Revoltado, Vlad enfrenta os homens do sultão e foge com o seu povo para um mosteiro nas montanhas. Ele retorna à caverna onde o ser misterioso se encontra, com a intenção de conseguir poderes semelhantes, para enfrentar os turcos.

A criatura (Charles Dance) oferece-lhe seu sangue para que beba e adquira os poderes que deseja. Porém, ele diz que nos próximos três dias Vlad sentirá uma insaciável sede de sangue, e se ceder a este impulso, se tornará um monstro como ele.

Para salvar seu povo e sua família, Vlad aceita o desafio, e torna-se uma espécie de super-homem, com uma força imensa e capacidade de comandar animais e mesmo o tempo ao seu redor.
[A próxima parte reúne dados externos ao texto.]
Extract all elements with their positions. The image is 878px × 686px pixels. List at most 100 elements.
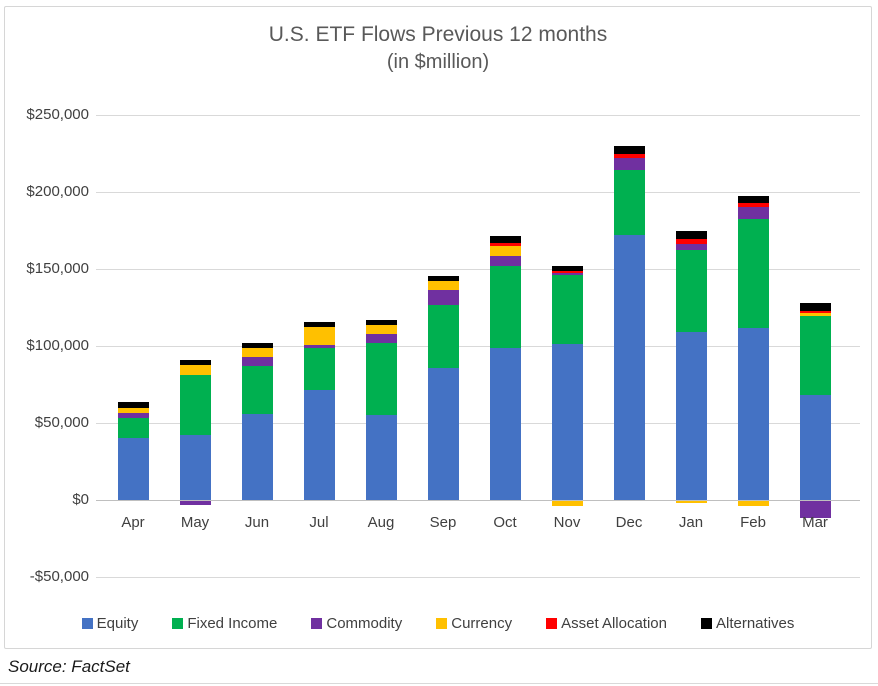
y-axis-labels: $250,000 $200,000 $150,000 $100,000 $50,000 $…	[5, 7, 871, 648]
x-tick-label: Sep	[429, 514, 457, 531]
x-tick-label: Jun	[244, 514, 270, 531]
bar-segment-currency	[552, 501, 583, 506]
legend-label: Asset Allocation	[561, 615, 667, 632]
legend-item-alternatives: Alternatives	[701, 615, 794, 632]
x-tick-label: Apr	[121, 514, 145, 531]
bar-segment-equity	[304, 390, 335, 500]
x-tick-label: Feb	[740, 514, 766, 531]
bar-segment-commodity	[738, 207, 769, 219]
legend-item-currency: Currency	[436, 615, 512, 632]
bar-segment-asset-allocation	[800, 311, 831, 313]
gridline	[96, 115, 860, 116]
bar-segment-commodity	[676, 244, 707, 250]
bar-segment-equity	[614, 235, 645, 500]
bar-segment-equity	[242, 414, 273, 500]
bar-segment-alternatives	[676, 231, 707, 239]
bar-segment-fixed-income	[552, 275, 583, 344]
bar-segment-alternatives	[304, 322, 335, 327]
gridline	[96, 346, 860, 347]
y-tick-label: -$50,000	[29, 568, 89, 585]
gridline	[96, 269, 860, 270]
bar-segment-alternatives	[118, 402, 149, 408]
bar-segment-commodity	[118, 413, 149, 418]
bar-segment-fixed-income	[738, 219, 769, 328]
gridline	[96, 577, 860, 578]
bar-segment-asset-allocation	[490, 243, 521, 246]
legend-item-asset-allocation: Asset Allocation	[546, 615, 667, 632]
y-tick-label: $200,000	[26, 183, 89, 200]
legend-item-fixed-income: Fixed Income	[172, 615, 277, 632]
y-tick-label: $150,000	[26, 260, 89, 277]
bar-segment-currency	[118, 408, 149, 413]
bar-segment-currency	[304, 327, 335, 345]
bars-layer	[5, 7, 871, 648]
y-tick-label: $0	[72, 491, 89, 508]
legend-item-commodity: Commodity	[311, 615, 402, 632]
bar-segment-fixed-income	[800, 316, 831, 395]
bar-segment-currency	[676, 501, 707, 503]
bar-segment-fixed-income	[304, 348, 335, 390]
zero-axis-line	[96, 500, 860, 501]
legend-swatch	[436, 618, 448, 629]
bar-segment-alternatives	[180, 360, 211, 365]
source-note: Source: FactSet	[8, 657, 130, 676]
bar-segment-asset-allocation	[552, 271, 583, 273]
bar-segment-equity	[366, 415, 397, 500]
bar-segment-alternatives	[614, 146, 645, 154]
bar-segment-alternatives	[800, 303, 831, 311]
bar-segment-alternatives	[490, 236, 521, 243]
chart-title-line1: U.S. ETF Flows Previous 12 months	[268, 23, 608, 46]
x-tick-label: Jul	[309, 514, 329, 531]
bar-segment-fixed-income	[614, 170, 645, 235]
x-tick-label: Dec	[615, 514, 643, 531]
chart-title: U.S. ETF Flows Previous 12 months (in $m…	[5, 21, 871, 76]
bar-segment-commodity	[242, 357, 273, 366]
bar-segment-equity	[118, 438, 149, 500]
legend-item-equity: Equity	[81, 615, 138, 632]
bar-segment-equity	[738, 328, 769, 500]
bar-segment-commodity	[366, 334, 397, 343]
bar-segment-commodity	[614, 158, 645, 170]
bar-segment-equity	[800, 395, 831, 500]
y-tick-label: $100,000	[26, 337, 89, 354]
bar-segment-asset-allocation	[738, 203, 769, 207]
bar-segment-currency	[738, 501, 769, 506]
bar-segment-currency	[800, 313, 831, 316]
legend-label: Alternatives	[716, 615, 795, 632]
legend-swatch	[172, 618, 184, 629]
bar-segment-equity	[490, 348, 521, 500]
legend-swatch	[546, 618, 558, 629]
x-tick-label: May	[180, 514, 210, 531]
bar-segment-fixed-income	[490, 266, 521, 348]
bar-segment-currency	[366, 325, 397, 334]
chart-legend: Equity Fixed Income Commodity Currency Asset…	[5, 615, 871, 632]
legend-swatch	[701, 618, 712, 629]
y-tick-label: $50,000	[34, 414, 89, 431]
bar-segment-equity	[180, 435, 211, 500]
page-bottom-rule	[0, 683, 878, 684]
chart-title-line2: (in $million)	[386, 51, 490, 73]
legend-swatch	[311, 618, 323, 629]
bar-segment-commodity	[552, 273, 583, 275]
x-tick-label: Mar	[802, 514, 828, 531]
y-tick-label: $250,000	[26, 106, 89, 123]
bar-segment-alternatives	[366, 320, 397, 325]
bar-segment-commodity	[304, 345, 335, 348]
x-axis-labels: Apr May Jun Jul Aug Sep Oct Nov Dec Jan Feb Mar	[5, 7, 871, 648]
bar-segment-fixed-income	[118, 418, 149, 438]
bar-segment-fixed-income	[180, 375, 211, 435]
bar-segment-commodity	[800, 501, 831, 518]
bar-segment-currency	[428, 281, 459, 290]
x-tick-label: Nov	[553, 514, 581, 531]
bar-segment-asset-allocation	[614, 154, 645, 158]
gridline	[96, 192, 860, 193]
bar-segment-currency	[242, 348, 273, 357]
bar-segment-alternatives	[242, 343, 273, 348]
bar-segment-fixed-income	[676, 250, 707, 332]
bar-segment-currency	[180, 365, 211, 375]
bar-segment-asset-allocation	[676, 239, 707, 244]
bar-segment-fixed-income	[366, 343, 397, 415]
legend-swatch	[81, 618, 93, 629]
bar-segment-alternatives	[552, 266, 583, 271]
legend-label: Fixed Income	[187, 615, 278, 632]
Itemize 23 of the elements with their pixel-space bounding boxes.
Contudo, os obstáculos que enfrentará exigirão mais que estes poderes, e podem implicar no sacrifício daquilo que julga mais importante, a sua própria alma imortal.

Como poderia se esperar, o filme traz uma boa dose de efeitos especiais, com grandes cenas de batalhas e efeitos visuais nas transformações do herói. Alguns aspectos tradicionais são lembrados, como o efeito da luz do sol nos vampiros, embora a prata tivesse mais a ver com os lobisomens. Não houve nenhuma menção a espelhos ou alho.

Uma homenagem à obra de Bram Stoker foi feita no final, quando Drácula conhece Mina Harker, e já desperta a fúria do Dr. Van Helsing.

Depois desta salada toda, onde não se fixou nem no personagem histórico nem no personagem criado por Stoker, o que fica é um filme de aventura, como muita ação e efeitos especiais, para consumo das gerações atuais. Na minha humilde opinião, a história de Drácula continua sem ter sido contada.

Eu teria outras duas sugestões sobre filmes de vampiros. A primeira é o clássico “Drácula de Bram Stoker” (“Dracula”, UK/EUA, 1992) de Francis Ford Coppola, que mais se assemelha ao livro de Bram Stoker. A segunda é diametralmente oposta, o interessante filme sueco “Deixa Ela Entrar” (“Låt den rätte komma in”, SUE, 2008), que fala de uma menina vampira. Este filme gerou o remake americano “Deixe-me Entrar” (“Let Me In”, EUA, 2010) e a série “Deixe a pessoa certa entrar” (“Let the Right One In”, EUA, 2022).

“Drácula: A História Nunca Contada” pode ser assistido nos serviços de streaming Apple TV, STARZ e Paramount Plus.